Pourtant l'entrée dans l'âge adulte implique séparation, rejet nécessaire d'un passé intériorisé mais forcément en partie perdu, comme le montrait avec maestria Les Enfants Loups, les enfants délaissant leur mère.
Ren lui garde tout le monde, en prime comble son "vide" et parvient à sauver le personnage mauvais, blessé du film.
C'est un autre point fragile du film qui est lié à ce personnage : l'insertion de nouveaux thèmes assez loin dans l'intrigue :
le rapport avec le monde humain, à travers un personnage féminin qui flirte avec la profondeur mais touche souvent au cliché (fille trop sérieuse, violentée, poussée par ses parents à travailler malgré elle, amoureuse pudique néanmoins), de même pour le monde de l'université, assez fade et qui pourtant attire notre héros : cette attirance n'est pas vraiment étudiée, pas ressentie comme foyer d'identité par le héros. L'autre personnage humain, le "fils" d'Ioven aussi est trop rapidement traité, subitement mauvais, écho du personnage principal, alors que celui-ci semble avoir comblé son vide. Il entraine une scène finale violente, pleine d'explosions détonnantes par rapport à l'intrigue, où la figure Moby Dick est, encore une fois, trop expliquée pour toucher vraiment et sembler l'image de l'ultime obstacle de la quête identitaire.
Dernier reproche :
les deux mondes sont clairement distincts, hétérogènes : si les animaux arrivent à pénétrer le monde des humains ils n'entrent jamais en interaction avec des humains "réels", à part les deux jeunes qu'ensuite ils élèvent. Par conséquent le trouble qui existait chez Ame et Yuki, double personnages devant vivre dans un monde qui ne les accepte que sous une facette, Ren est clairement tantôt chez les humains tantôt chez les bêtes. De plus, tout le monde le connaît chez les bêtes, où il ne souffre pas de son statut humain, et chez les humains, ayant leur apparence, il ne souffre pas tant de sa différence, mais sait que ce monde est le sien.

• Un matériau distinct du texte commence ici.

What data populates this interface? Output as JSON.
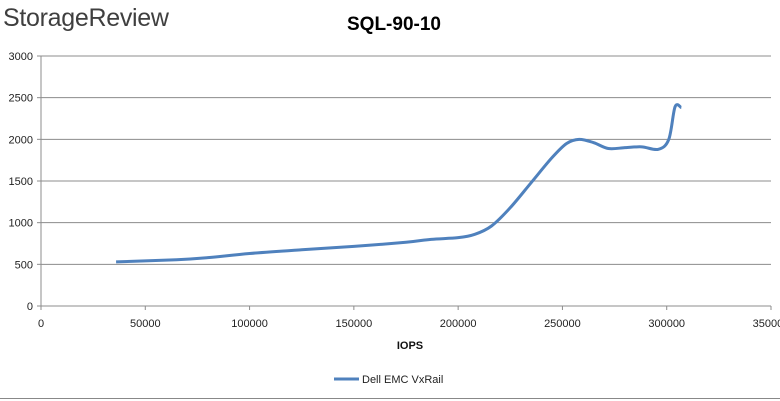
{
  "brand": "StorageReview",
  "chart_data": {
    "type": "line",
    "title": "SQL-90-10",
    "xlabel": "IOPS",
    "ylabel": "",
    "xlim": [
      0,
      350000
    ],
    "ylim": [
      0,
      3000
    ],
    "x_ticks": [
      "0",
      "50000",
      "100000",
      "150000",
      "200000",
      "250000",
      "300000",
      "350000"
    ],
    "y_ticks": [
      "0",
      "500",
      "1000",
      "1500",
      "2000",
      "2500",
      "3000"
    ],
    "grid": "horizontal",
    "legend": "bottom",
    "series": [
      {
        "name": "Dell EMC VxRail",
        "color": "#4f81bd",
        "points": [
          [
            36000,
            530
          ],
          [
            65000,
            555
          ],
          [
            80000,
            580
          ],
          [
            100000,
            630
          ],
          [
            125000,
            675
          ],
          [
            150000,
            715
          ],
          [
            175000,
            765
          ],
          [
            187000,
            800
          ],
          [
            200000,
            820
          ],
          [
            208000,
            860
          ],
          [
            216000,
            960
          ],
          [
            225000,
            1180
          ],
          [
            235000,
            1480
          ],
          [
            245000,
            1780
          ],
          [
            252000,
            1950
          ],
          [
            258000,
            2000
          ],
          [
            265000,
            1960
          ],
          [
            272000,
            1890
          ],
          [
            280000,
            1900
          ],
          [
            288000,
            1910
          ],
          [
            296000,
            1880
          ],
          [
            301000,
            2000
          ],
          [
            304000,
            2390
          ],
          [
            307000,
            2380
          ]
        ]
      }
    ]
  }
}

L'interpénétration des deux mondes rend la question complexe et d'autant plus difficile qu'elle n'offre pas de "lieu sûr" dans Les Enfants Loups, quand la construction de l'identité est beaucoup plus simple pour Ren, se fondant essentiellement, dans son coeur, sur le père adoptif.
Reste que l'animation est géniale, les personnages primaires et secondaires quand même fouillés, l'histoire super bonne, et qu'on s'emmerde pas une demie-seconde. Mais ça c'est évident, c'est du Hosoda!